Image classification is the archetypal
deep learning application, as this was the first domain where a deep
neural network (AlexNet) proved to be a watershed, beating
all prior traditional methods. In our work, we use two very recent
models, Inception-v3 and Resnet, which follow a structure
similar to AlexNet’s CNN model, but improve accuracy through
novel algorithm techniques that enable extremely deep networks.
Language Modeling refers to the task of determining the
probability distribution of a sentence or a sequence of works based on the context provided by the
surround words. Language models analyze a body of text, often represented as sequences of word embedding vectors, to predict
the likelihood of certain words or phrases. Language models such as BERT and XLNet can greatly improve the accuracy of other
downstream NLP tasks such as machine translation and question answering.
This benchmark focuses on BERT(Bidirectional Encoder Representations from Transformers), which is a multi-layer bidirectional Transformer, with only the encoder part. There are many newer LM such as RoBERTa and DistilBERT, but since it architecture has many similarities with
the original BERT model, we believe the benchmarking results for BERT is representative to many of such transformer based Language Models.
BERT appears in two training settings: pre-training and fine-tuning. The pre-training phase uses an abundance of text from
sources such as Wikipedia and published books (see the dataset link below), and trains for many epochs. The fine-tuning phase locks
most of the weights of the BERT model, and attaches a few output layers for the down-stream task, e.g. question-answering. This usually converges really fast since most of the parameters are fixed, as seen in the loss curve in the fine-tuning section.

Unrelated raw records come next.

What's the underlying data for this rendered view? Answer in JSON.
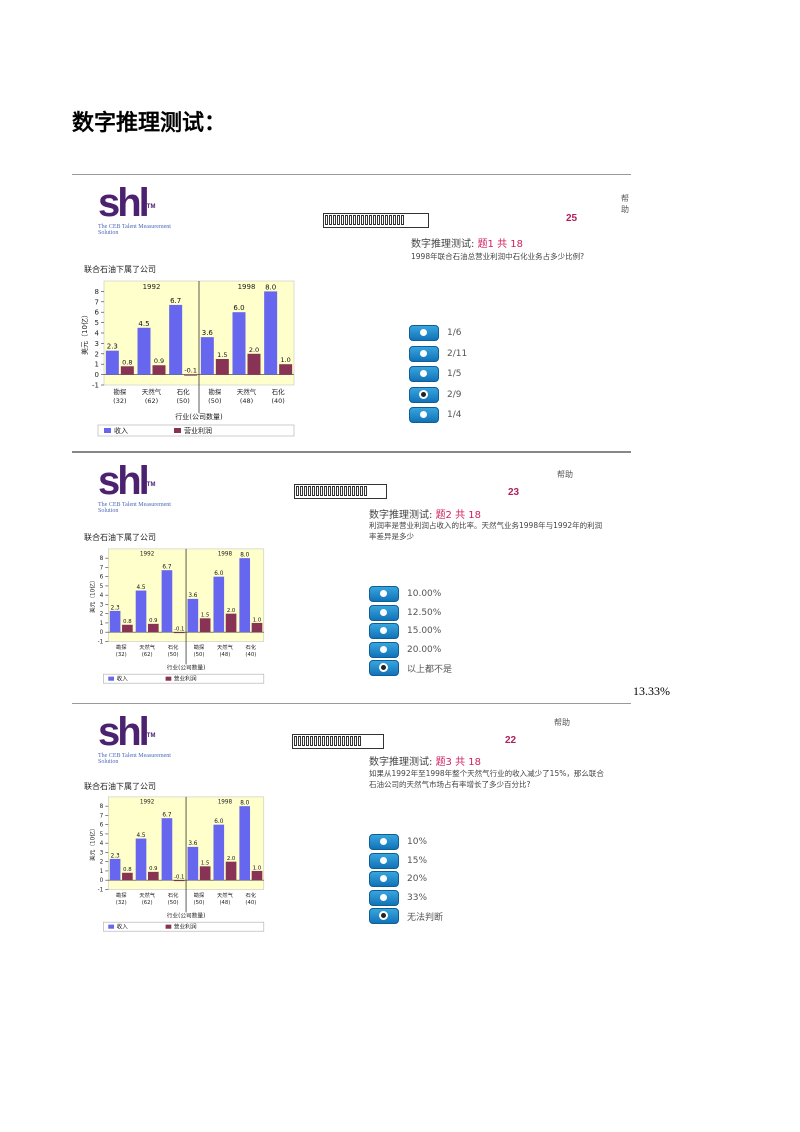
{
  "doc_title": "数字推理测试：",
  "side_note": "13.33%",
  "colors": {
    "revenue": "#6666ee",
    "profit": "#883355",
    "plot_bg": "#ffffcc",
    "accent": "#d02060"
  },
  "chart": {
    "title": "联合石油下属了公司",
    "xlabel": "行业(公司数量)",
    "ylabel": "美元（10亿）",
    "legend": [
      "收入",
      "营业利润"
    ],
    "groups": [
      {
        "label": "1992",
        "categories": [
          [
            "勘探",
            "(32)"
          ],
          [
            "天然气",
            "(62)"
          ],
          [
            "石化",
            "(50)"
          ]
        ],
        "revenue": [
          2.3,
          4.5,
          6.7
        ],
        "profit": [
          0.8,
          0.9,
          -0.1
        ]
      },
      {
        "label": "1998",
        "categories": [
          [
            "勘探",
            "(50)"
          ],
          [
            "天然气",
            "(48)"
          ],
          [
            "石化",
            "(40)"
          ]
        ],
        "revenue": [
          3.6,
          6.0,
          8.0
        ],
        "profit": [
          1.5,
          2.0,
          1.0
        ]
      }
    ]
  },
  "chart_data": [
    {
      "type": "bar",
      "title": "联合石油下属了公司",
      "xlabel": "行业(公司数量)",
      "ylabel": "美元（10亿）",
      "ylim": [
        -1,
        9
      ],
      "panels": [
        {
          "label": "1992",
          "categories": [
            "勘探 (32)",
            "天然气 (62)",
            "石化 (50)"
          ],
          "series": [
            {
              "name": "收入",
              "values": [
                2.3,
                4.5,
                6.7
              ]
            },
            {
              "name": "营业利润",
              "values": [
                0.8,
                0.9,
                -0.1
              ]
            }
          ]
        },
        {
          "label": "1998",
          "categories": [
            "勘探 (50)",
            "天然气 (48)",
            "石化 (40)"
          ],
          "series": [
            {
              "name": "收入",
              "values": [
                3.6,
                6.0,
                8.0
              ]
            },
            {
              "name": "营业利润",
              "values": [
                1.5,
                2.0,
                1.0
              ]
            }
          ]
        }
      ],
      "legend": "bottom"
    }
  ],
  "panels": [
    {
      "logo": "shl",
      "logo_tag": "The CEB Talent Measurement Solution",
      "help": "帮助",
      "score": "25",
      "header_prefix": "数字推理测试:",
      "header_accent": "题1 共 18",
      "question": "1998年联合石油总营业利润中石化业务占多少比例?",
      "options": [
        "1/6",
        "2/11",
        "1/5",
        "2/9",
        "1/4"
      ],
      "selected": 3
    },
    {
      "logo": "shl",
      "logo_tag": "The CEB Talent Measurement Solution",
      "help": "帮助",
      "score": "23",
      "header_prefix": "数字推理测试:",
      "header_accent": "题2 共 18",
      "question": "利润率是营业利润占收入的比率。天然气业务1998年与1992年的利润率差异是多少",
      "options": [
        "10.00%",
        "12.50%",
        "15.00%",
        "20.00%",
        "以上都不是"
      ],
      "selected": 4
    },
    {
      "logo": "shl",
      "logo_tag": "The CEB Talent Measurement Solution",
      "help": "帮助",
      "score": "22",
      "header_prefix": "数字推理测试:",
      "header_accent": "题3 共 18",
      "question": "如果从1992年至1998年整个天然气行业的收入减少了15%，那么联合石油公司的天然气市场占有率增长了多少百分比?",
      "options": [
        "10%",
        "15%",
        "20%",
        "33%",
        "无法判断"
      ],
      "selected": 4
    }
  ]
}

We perform the benchmark for both FP32 and mixed-precision training, as mixed precision training is commonly seen on BERT
due to its high computation demand. We also utilize the TensorCores on our RTX2080 Ti device.
Given the large model size of BERT and the size of the dataset, the pre-training takes many days to train even on
a high-end Multi-GPU workstation such as the DGX system. Therefore, we decided to skip the complete pre-training of BERT,
but still analyze the convergence for 1 epoch. The training suggests that the model is converging properly.
The profiling results is based on 500 iterations, and assumes the same compute behavior for each iteration.
FP16 Core Utilization
FP16 Core Utilization
Object detection applications, such as face detection, are another popular deep learning application and
can be thought of as an extension of image classification, where an algorithm usually first breaks down
an image into regions of interest and then applies image classification to each region. We chose to
include Faster R-CNN, which achieves state-of-the-art results on the Pascal VOC datasets, and Mask R-
CNN, which instead uses the large-scale coco dataset.
Mask R-CNN improves on Faster R-CNN by improving the rectangular bounding boxes to a pixel-level
resolution. This is done in part by adding a branch to the network which outputs whether each pixel
is part of a given object. We have chosen ResNet-50 as the pre-trained convolution stack for this model.
Deep Speech 2 is an end-to-end
speech recognition model from Baidu Research. It is able to accurately
recognize both English and Mandarin Chinese, two very
distant languages, with a unified model architecture and shows
great potential for deployment in industry. The Deep Speech 2
model contains two convolutional layers, plus seven regular recurrent
layers or Gate Recurrent Units (GRUs), unlike the machine translation RNN
models included in our benchmark suite, which use LSTM layers.
Generative Adversarial Networks
A generative adversarial
network (GAN) trains two networks: one generator network and
one discriminator network. The generator is trained to generate
data samples that mimic the real samples, and the discriminator
is trained to distinguish whether a data sample is genuine or synthesized.
GANs are used, for example, to synthetically generate
photographs that look at least superficially authentic to human
While GANs are powerful generative models, GAN training
suffers from instability. The WGAN model is a milestone that makes
great progress towards stable training. Recently Gulrajani et al.
proposed an improvement based on the WGAN to enable stable
training on a wide range of GAN architectures. We include this
model in our benchmark suite, since it is one of the leading DNN
algorithms for unsupervised learning.
Deep Reinforcement Learning
Deep neural networks also drive the recent advances in reinforcement learning,
which have contributed to the creation of the first artificial agents
to achieve human-level performance across challenging domains,
such as the game, Go, and various classical computer games. We
include the Minigo in our benchmark suite, which is a minimalist Go engine modeled after AlphaGo Zero, built on MuGo.